What China Will Want to Support Iran Sanctions

Has Iran finally gone too far, pushing China into changing its mind about sanctions? Maybe not just yet. Tuesday, after Iran ratcheted up its uranium-enrichment program—elevating the purity of its enriched product to 20 percent—Beijing looked increasingly isolated in its calls to continue negotiations. "To talk about sanctions at the moment will complicate the situation and might stand in the way of finding a diplomatic solution," Chinese Foreign Minister Yang Jiechi said at a conference in Europe.

Western countries have been lobbying China, a permanent member of the U.N. Security Council, to join them in supporting increased sanctions against the Tehran regime. The U.S. in particular has made known that it hopes to push through a regimen of "crippling sanctions" early this year. But Chinese officials have stuck to their guns, arguing that sanctions don't work.

The haggling could go on for months. On Tuesday, Chinese officials renewed calls for the international community to support a proposal backed by the International Atomic Energy Agency that would allow Tehran to procure nuclear fuel for its medical-research reactor in exchange for its low-enriched uranium. "We expect and back all sides to reach an early agreement on the IAEA-raised draft proposal regarding the Tehran research reactor, which will help solve the issue," foreign ministry spokesman Ma Zhaoxu told a regular briefing.

It's not that China is irreversibly wedded to its "We don't do sanctions" mantra.
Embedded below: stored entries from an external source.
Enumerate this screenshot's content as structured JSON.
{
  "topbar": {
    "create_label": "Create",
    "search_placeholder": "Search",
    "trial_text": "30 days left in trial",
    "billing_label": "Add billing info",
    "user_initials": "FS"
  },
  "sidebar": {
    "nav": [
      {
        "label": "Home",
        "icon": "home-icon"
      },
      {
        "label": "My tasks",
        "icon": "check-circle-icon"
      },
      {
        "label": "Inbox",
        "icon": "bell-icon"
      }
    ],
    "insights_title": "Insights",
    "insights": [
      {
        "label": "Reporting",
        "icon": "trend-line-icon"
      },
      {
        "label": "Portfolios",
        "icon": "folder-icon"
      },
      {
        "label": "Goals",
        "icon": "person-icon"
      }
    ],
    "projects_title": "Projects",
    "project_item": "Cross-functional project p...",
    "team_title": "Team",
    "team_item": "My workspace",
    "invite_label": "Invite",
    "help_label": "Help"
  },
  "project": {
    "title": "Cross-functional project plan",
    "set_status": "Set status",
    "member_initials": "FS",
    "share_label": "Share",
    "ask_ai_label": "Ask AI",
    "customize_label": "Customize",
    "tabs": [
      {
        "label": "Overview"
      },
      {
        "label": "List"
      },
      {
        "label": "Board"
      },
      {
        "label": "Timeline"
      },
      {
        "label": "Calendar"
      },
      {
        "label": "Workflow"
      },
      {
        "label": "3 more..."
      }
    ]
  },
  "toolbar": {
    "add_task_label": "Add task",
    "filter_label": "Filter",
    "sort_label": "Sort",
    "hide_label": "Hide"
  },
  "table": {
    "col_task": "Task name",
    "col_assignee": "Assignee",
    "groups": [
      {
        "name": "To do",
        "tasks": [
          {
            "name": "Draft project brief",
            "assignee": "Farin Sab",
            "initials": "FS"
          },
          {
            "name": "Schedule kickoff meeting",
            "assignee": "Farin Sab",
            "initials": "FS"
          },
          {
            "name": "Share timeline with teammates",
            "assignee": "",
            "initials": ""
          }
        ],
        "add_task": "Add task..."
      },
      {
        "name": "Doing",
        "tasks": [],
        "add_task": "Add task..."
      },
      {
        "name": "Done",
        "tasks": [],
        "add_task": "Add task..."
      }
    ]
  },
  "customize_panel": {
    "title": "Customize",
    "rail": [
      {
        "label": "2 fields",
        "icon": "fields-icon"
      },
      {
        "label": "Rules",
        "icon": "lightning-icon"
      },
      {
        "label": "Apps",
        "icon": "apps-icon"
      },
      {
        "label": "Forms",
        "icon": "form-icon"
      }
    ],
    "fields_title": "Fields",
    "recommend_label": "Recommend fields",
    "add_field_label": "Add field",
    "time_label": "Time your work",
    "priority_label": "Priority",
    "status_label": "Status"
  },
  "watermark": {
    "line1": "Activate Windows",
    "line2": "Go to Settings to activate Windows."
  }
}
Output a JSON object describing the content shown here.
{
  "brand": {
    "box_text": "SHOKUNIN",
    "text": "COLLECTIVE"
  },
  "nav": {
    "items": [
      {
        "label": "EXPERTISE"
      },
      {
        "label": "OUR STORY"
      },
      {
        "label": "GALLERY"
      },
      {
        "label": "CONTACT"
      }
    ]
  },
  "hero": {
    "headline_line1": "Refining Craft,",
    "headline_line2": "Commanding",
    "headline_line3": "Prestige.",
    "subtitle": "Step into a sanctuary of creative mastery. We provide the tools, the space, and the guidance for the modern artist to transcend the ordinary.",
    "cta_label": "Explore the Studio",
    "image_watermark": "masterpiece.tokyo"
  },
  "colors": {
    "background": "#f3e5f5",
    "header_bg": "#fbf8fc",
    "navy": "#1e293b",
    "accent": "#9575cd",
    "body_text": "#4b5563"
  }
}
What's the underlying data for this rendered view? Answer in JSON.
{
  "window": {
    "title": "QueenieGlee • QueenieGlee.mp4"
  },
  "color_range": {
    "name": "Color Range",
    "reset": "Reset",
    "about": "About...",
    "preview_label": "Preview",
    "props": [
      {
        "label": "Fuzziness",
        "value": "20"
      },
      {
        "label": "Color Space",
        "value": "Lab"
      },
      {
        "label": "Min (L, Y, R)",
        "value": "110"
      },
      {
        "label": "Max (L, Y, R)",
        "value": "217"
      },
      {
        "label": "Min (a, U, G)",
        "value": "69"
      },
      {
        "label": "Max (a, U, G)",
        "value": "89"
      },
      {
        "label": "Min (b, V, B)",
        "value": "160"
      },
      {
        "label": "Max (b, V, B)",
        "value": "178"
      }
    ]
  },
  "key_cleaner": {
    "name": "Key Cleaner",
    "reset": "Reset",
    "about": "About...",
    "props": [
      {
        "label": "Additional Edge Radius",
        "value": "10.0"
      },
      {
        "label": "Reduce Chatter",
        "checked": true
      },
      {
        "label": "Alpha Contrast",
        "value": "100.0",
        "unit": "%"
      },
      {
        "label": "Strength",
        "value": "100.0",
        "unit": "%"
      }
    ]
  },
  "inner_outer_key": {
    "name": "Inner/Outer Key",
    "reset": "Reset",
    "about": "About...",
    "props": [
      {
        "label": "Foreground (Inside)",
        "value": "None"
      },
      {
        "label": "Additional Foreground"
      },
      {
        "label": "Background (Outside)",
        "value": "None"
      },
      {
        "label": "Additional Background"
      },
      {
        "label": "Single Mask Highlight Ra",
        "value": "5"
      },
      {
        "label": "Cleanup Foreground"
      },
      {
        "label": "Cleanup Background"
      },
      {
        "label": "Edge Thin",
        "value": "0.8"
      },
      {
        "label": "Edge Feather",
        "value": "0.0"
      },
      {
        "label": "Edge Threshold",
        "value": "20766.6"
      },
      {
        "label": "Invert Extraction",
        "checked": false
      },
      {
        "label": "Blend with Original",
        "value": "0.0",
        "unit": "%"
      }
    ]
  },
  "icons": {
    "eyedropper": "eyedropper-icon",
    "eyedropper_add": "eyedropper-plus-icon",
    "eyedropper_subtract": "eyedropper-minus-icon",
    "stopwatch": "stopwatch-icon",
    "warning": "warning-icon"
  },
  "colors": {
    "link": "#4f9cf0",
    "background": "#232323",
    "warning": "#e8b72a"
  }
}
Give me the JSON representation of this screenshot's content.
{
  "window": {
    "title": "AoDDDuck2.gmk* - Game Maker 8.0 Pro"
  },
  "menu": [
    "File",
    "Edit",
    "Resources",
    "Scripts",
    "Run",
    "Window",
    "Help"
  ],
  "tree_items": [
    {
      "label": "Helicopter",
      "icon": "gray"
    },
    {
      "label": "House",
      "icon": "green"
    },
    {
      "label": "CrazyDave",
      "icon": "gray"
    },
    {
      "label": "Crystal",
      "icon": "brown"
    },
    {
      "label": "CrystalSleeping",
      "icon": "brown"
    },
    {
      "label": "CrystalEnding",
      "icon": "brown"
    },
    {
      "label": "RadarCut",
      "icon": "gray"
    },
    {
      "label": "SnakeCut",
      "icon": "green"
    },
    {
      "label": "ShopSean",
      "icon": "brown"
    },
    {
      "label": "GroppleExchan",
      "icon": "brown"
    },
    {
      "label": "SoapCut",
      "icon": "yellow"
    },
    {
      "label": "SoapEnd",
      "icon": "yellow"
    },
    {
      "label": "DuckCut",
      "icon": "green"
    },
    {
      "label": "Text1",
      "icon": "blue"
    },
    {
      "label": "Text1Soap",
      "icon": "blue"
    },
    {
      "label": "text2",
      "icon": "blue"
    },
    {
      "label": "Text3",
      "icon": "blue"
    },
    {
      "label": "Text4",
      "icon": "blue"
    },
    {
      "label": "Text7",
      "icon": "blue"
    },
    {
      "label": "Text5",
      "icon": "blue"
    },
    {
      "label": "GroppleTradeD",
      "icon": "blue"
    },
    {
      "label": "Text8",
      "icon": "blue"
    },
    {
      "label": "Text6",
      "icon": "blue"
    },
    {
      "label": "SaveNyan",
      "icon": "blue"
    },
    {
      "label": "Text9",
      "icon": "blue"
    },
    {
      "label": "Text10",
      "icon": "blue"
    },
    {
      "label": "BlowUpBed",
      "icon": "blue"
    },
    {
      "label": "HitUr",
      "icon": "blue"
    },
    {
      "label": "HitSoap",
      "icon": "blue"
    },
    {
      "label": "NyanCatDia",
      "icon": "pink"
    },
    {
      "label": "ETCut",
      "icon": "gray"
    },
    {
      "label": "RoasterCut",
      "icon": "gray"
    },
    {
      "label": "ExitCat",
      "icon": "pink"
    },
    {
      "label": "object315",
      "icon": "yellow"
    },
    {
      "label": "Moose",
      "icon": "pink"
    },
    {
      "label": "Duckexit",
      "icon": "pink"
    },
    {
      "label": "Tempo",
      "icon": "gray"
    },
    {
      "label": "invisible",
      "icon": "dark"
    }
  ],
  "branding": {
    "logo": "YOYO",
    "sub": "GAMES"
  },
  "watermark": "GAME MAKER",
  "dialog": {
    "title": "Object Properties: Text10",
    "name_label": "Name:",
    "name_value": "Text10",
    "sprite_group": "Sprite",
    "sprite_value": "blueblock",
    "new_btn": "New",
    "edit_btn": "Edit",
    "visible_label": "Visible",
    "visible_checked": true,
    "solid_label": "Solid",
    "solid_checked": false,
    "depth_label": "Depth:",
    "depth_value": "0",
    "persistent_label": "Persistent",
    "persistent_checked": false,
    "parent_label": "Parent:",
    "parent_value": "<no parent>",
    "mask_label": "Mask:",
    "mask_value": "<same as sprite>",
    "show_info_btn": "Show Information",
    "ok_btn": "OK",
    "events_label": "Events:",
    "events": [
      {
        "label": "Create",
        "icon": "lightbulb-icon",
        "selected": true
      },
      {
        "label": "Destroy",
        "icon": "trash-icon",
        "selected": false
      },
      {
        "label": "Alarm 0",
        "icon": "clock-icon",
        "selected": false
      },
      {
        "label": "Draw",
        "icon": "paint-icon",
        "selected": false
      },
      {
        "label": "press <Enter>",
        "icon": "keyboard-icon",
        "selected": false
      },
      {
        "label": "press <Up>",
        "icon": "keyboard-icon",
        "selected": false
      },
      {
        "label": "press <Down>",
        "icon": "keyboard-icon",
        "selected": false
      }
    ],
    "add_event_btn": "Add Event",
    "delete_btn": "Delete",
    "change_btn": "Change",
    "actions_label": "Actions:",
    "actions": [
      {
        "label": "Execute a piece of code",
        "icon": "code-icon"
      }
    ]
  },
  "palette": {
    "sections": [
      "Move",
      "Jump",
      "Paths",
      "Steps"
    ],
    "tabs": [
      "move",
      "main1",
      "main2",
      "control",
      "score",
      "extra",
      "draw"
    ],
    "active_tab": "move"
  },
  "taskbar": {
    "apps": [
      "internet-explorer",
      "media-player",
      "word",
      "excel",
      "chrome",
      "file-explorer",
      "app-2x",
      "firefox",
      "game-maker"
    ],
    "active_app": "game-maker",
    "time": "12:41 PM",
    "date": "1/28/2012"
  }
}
Beijing itself recently made the rare decision to publicly announce punitive sanctions against U.S. defense firms involved in the Obama administration's $6.4 billion arms sales to Taiwan, a transaction that includes Patriot missiles, Blackhawk helicopters, and other weaponry. In the past, Beijing has quietly boycotted business with American firms that peddled arms to Taipei, but this is the first time it has publicized the move. "This is kind of an experiment. It's unprecedented," acknowledges international affairs expert Tao Wenzhao of the Chinese Academy of Social Sciences.

Still, Beijing has way too much invested in its multibillion-dollar energy relationship with Tehran to risk it easily. Chinese leaders won't even consider agreeing to sanctions without a really big quid pro quo—something akin to, say, Washington stopping or curbing its own longstanding arms sales to Taiwan. That scenario isn't likely.

Another complication is that Beijing would need to be sure that any sanctions are appropriately targeted and, most important, likely to work the way they're supposed to. That's a painful lesson that Chinese authorities learned back in 1840 when the imperial court tried to halt the opium trade by British traders near Canton. Tasked with impounding and destroying more than a thousand tons of opium, erstwhile "drug czar" Commissioner Lin Zexu wrote a letter to Britain's Queen Victoria threatening to cut off Chinese exports to the West of, among other things, tea and rhubarb (which China's mandarins thought was essential to prevent Brits from becoming dangerously constipated). "Foreign countries cannot get along for a single day without [these products]," Lin wrote, "If China cuts off these benefits with no sympathy for those who are to suffer, what can the barbarians rely upon to keep themselves alive?"

Commissioner Lin was well intentioned—and he's still hailed as a heroic if tragic historical figure in China—but his ignorance of diplomacy and the outside world crippled efforts to stop the drug flow. These days the Beijing regime perceives sanctions to be a precision tool, like a surgical scalpel. Using them like a blunt instrument can hinder rather than help achieve the desired result.